Legacy and Lasting Impact
The constellation first glimpsed in the opening lines—of service, thought, and quiet distinction—now stands fully revealed. Seen from the long horizon of time, Mr. Muhammad Akram Khan’s life’s work emerges as a carefully wrought architecture of transformation. In public auditing, his vision altered not only method but meaning—shifting the profession from the narrow mechanics of compliance to the larger moral economy of performance, value, and consequence. The frameworks he conceived continue to guide practice, the training traditions he shaped continue to form minds, and the institutional reforms he championed continue to steady the pillars of accountability. Through his work, the public finance learned to ask not only what was spent, but what was achieved.
In Islamic economics, the same luminous thread of intellectual courage and discipline runs true. For over five decades, he pressed the field toward deeper honesty and higher rigour, refusing both complacency and easy celebration. His scholarship refined not only knowledge, but conscience—probing assumptions, testing claims, and compelling a candid reckoning with both promise and limitation. Few scholars leave behind both a body of thought and a disciplined way of thinking; he endowed the field with both.

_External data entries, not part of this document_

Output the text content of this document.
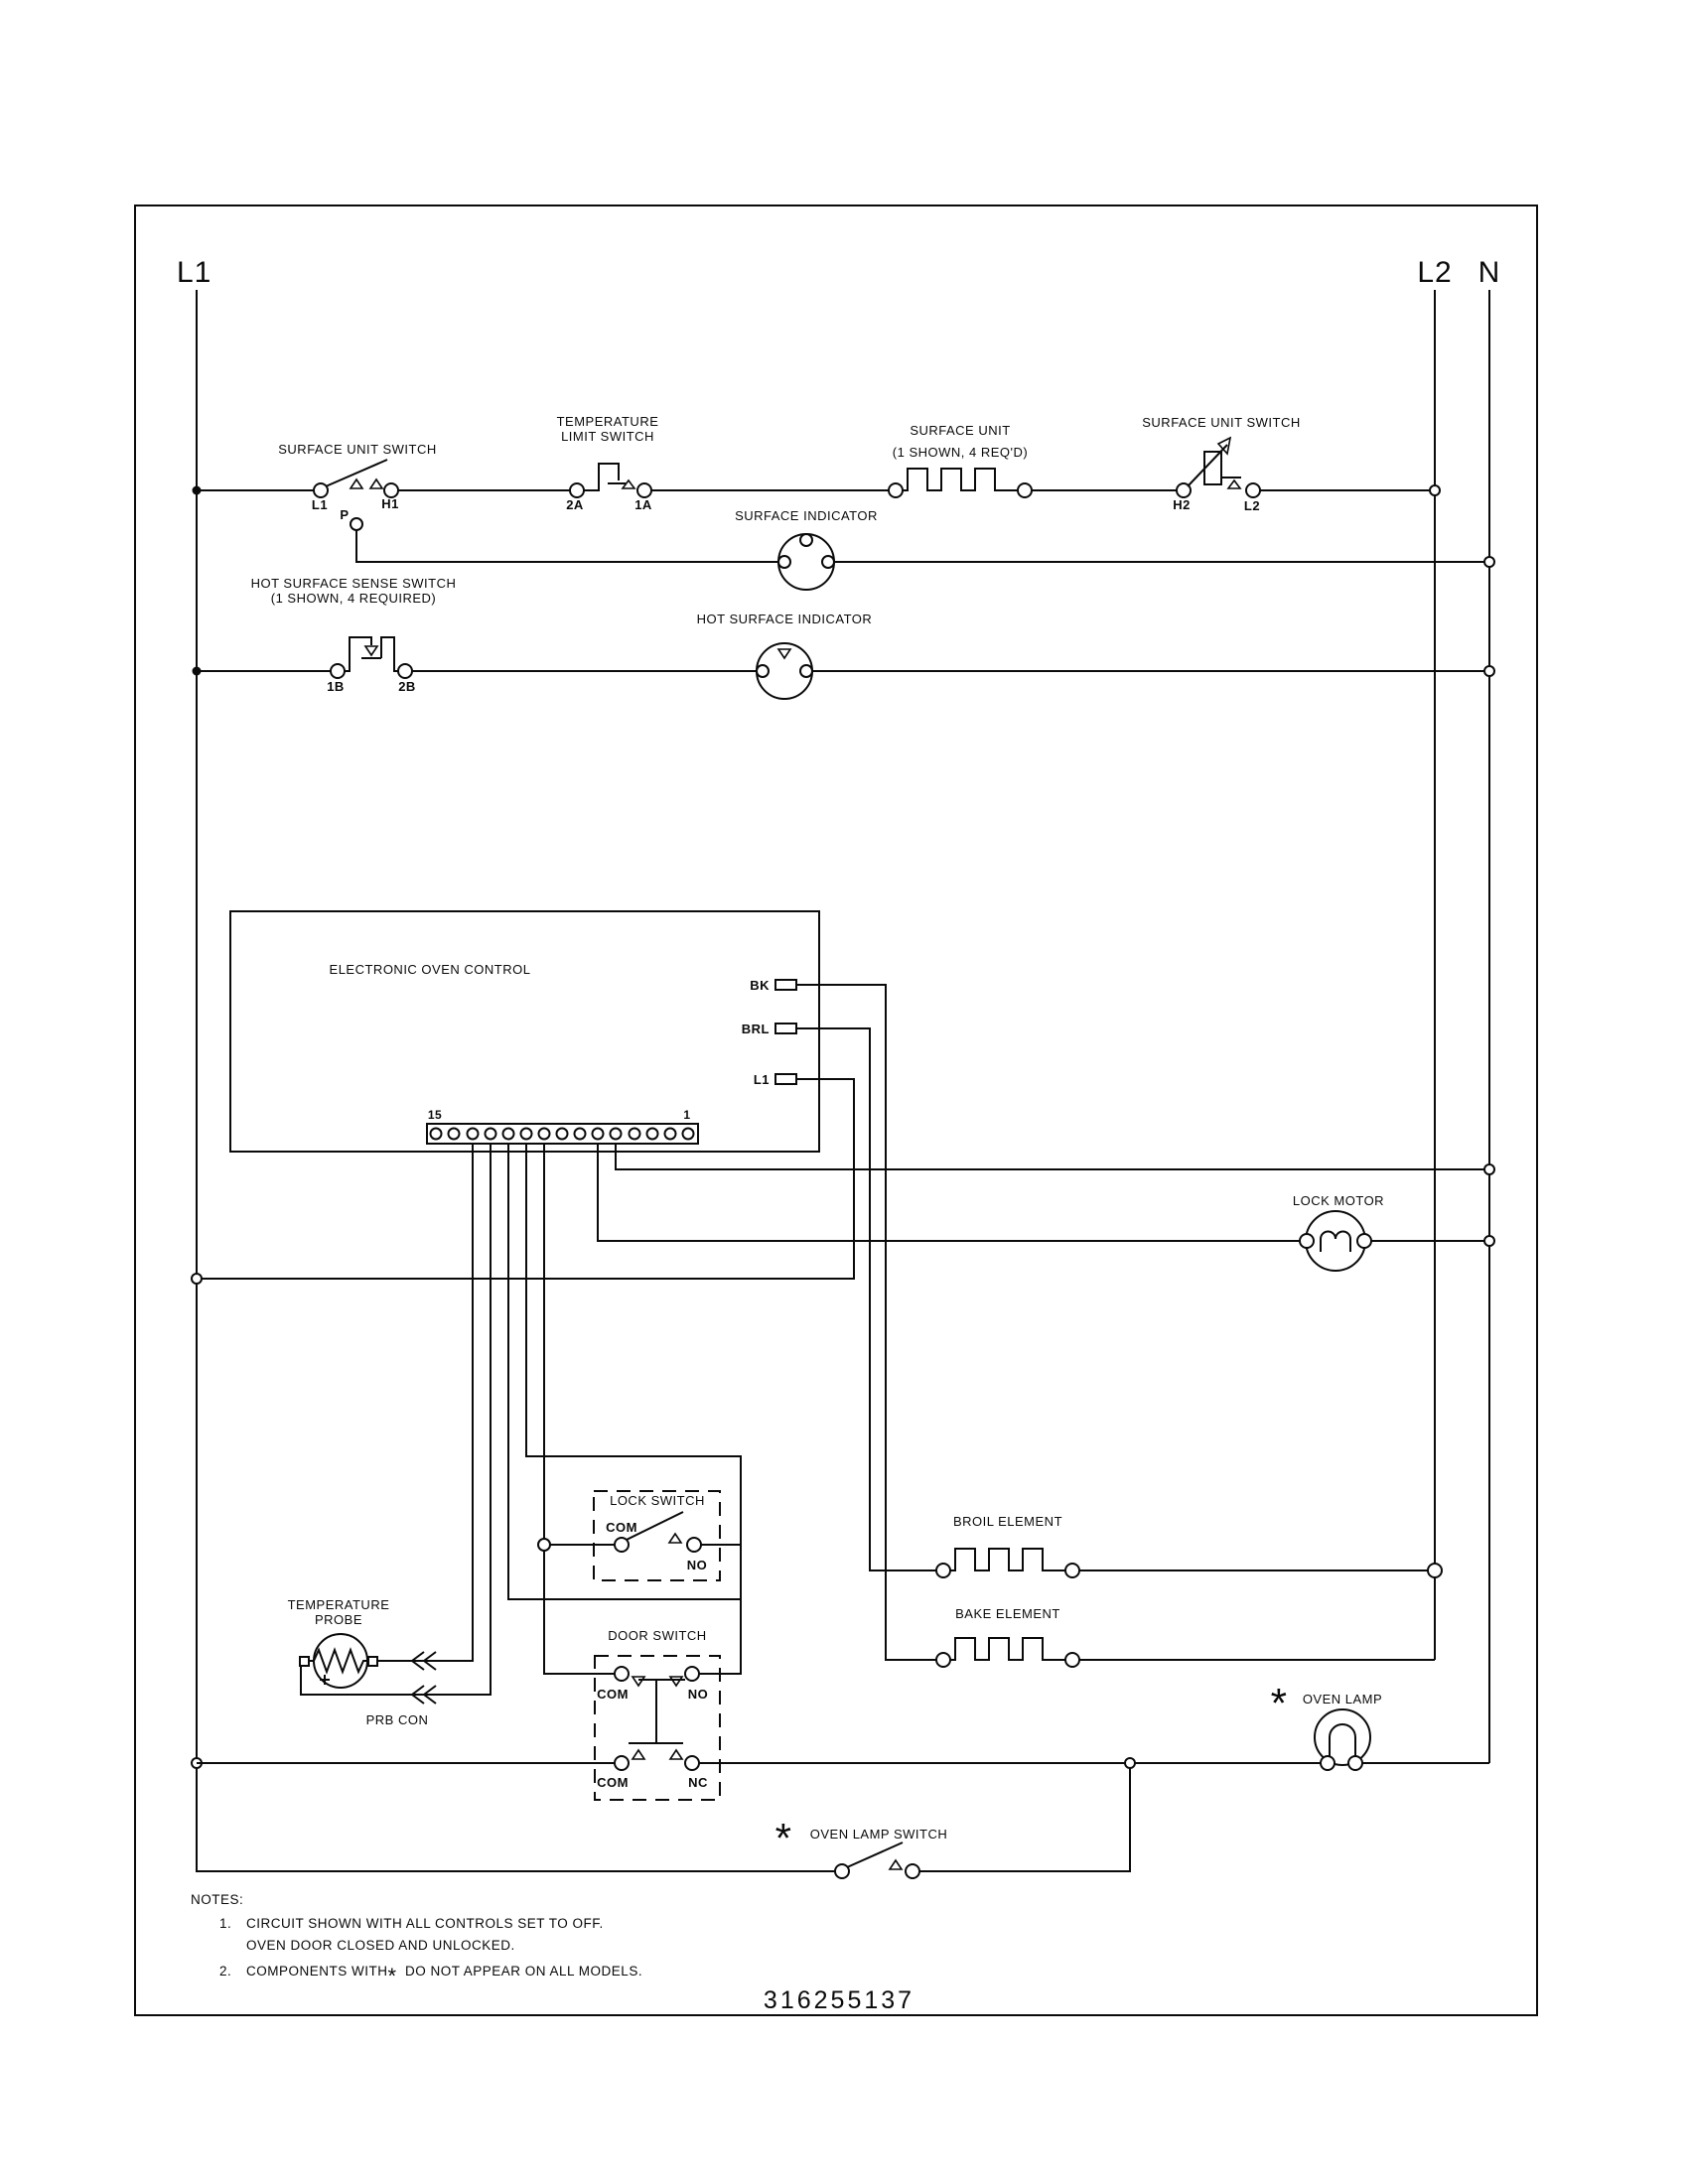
L1	L2 N
L1
P
H1
SURFACE UNIT SWITCH
TEMPERATURE
LIMIT SWITCH
2A	1A
SURFACE UNIT
(1 SHOWN, 4 REQ'D)
SURFACE UNIT SWITCH
H2	L2
SURFACE INDICATOR
HOT SURFACE SENSE SWITCH
(1 SHOWN, 4 REQUIRED)
1B	2B
HOT SURFACE INDICATOR
ELECTRONIC OVEN CONTROL
BK
BRL
L1
15	1
LOCK MOTOR
LOCK SWITCH
COM
NO
TEMPERATURE
PROBE
PRB CON
DOOR SWITCH
COM	NO
COM	NC
BROIL ELEMENT
BAKE ELEMENT
* OVEN LAMP
* OVEN LAMP SWITCH
NOTES:
1. CIRCUIT SHOWN WITH ALL CONTROLS SET TO OFF.
OVEN DOOR CLOSED AND UNLOCKED.
2. COMPONENTS WITH * DO NOT APPEAR ON ALL MODELS.
316255137
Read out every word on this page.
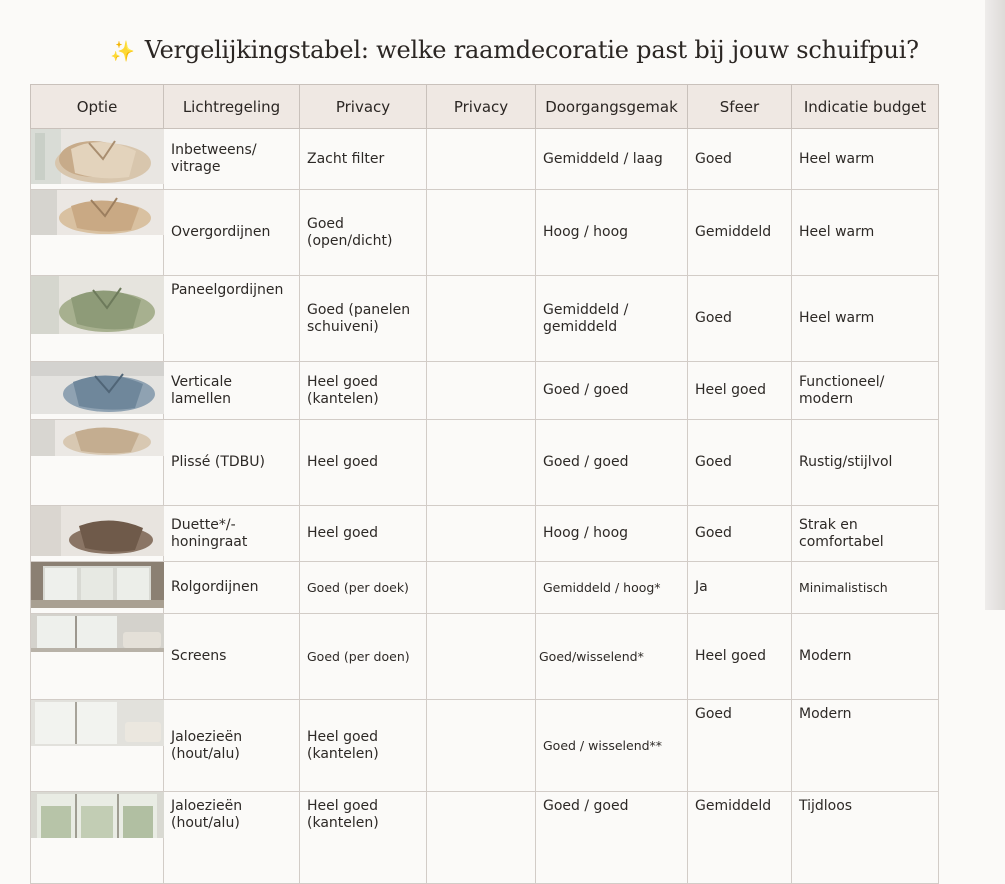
✨ Vergelijkingstabel: welke raamdecoratie past bij jouw schuifpui?
Optie	Lichtregeling	Privacy	Privacy	Doorgangsgemak	Sfeer	Indicatie budget	

	Inbetweens/ vitrage	Zacht filter		Gemiddeld / laag	Goed	Heel warm	

	Overgordijnen	Goed (open/dicht)		Hoog / hoog	Gemiddeld	Heel warm	

	Paneelgordijnen	Goed (panelen schuiveni)		Gemiddeld / gemiddeld	Goed	Heel warm	

	Verticale lamellen	Heel goed (kantelen)		Goed / goed	Heel goed	Functioneel/ modern	

	Plissé (TDBU)	Heel goed		Goed / goed	Goed	Rustig/stijlvol	

	Duette*/- honingraat	Heel goed		Hoog / hoog	Goed	Strak en comfortabel	

	Rolgordijnen	Goed (per doek)		Gemiddeld / hoog*	Ja	Minimalistisch	

	Screens	Goed (per doen)		Goed/wisselend*	Heel goed	Modern	

	Jaloezieën (hout/alu)	Heel goed (kantelen)		Goed / wisselend**	Goed	Modern	

	Jaloezieën (hout/alu)	Heel goed (kantelen)		Goed / goed	Gemiddeld	Tijdloos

Yet it is in the harmony of the whole that his legacy finds its most enduring meaning. He demonstrated that excellence need not be divided between service and scholarship, that practice and philosophy can rise together, and that integrity is the quiet force that gives both their lasting strength. As this Hall of Fame honour completes the arc begun in the opening tribute, we recognise not merely a distinguished career, but a life shaped by patience, moral clarity, and devotion to purposes larger than the self. In an age drawn to quick triumphs, his journey reminds us that true brilliance is not sudden—it is assembled, star by star, across decades of faithful work.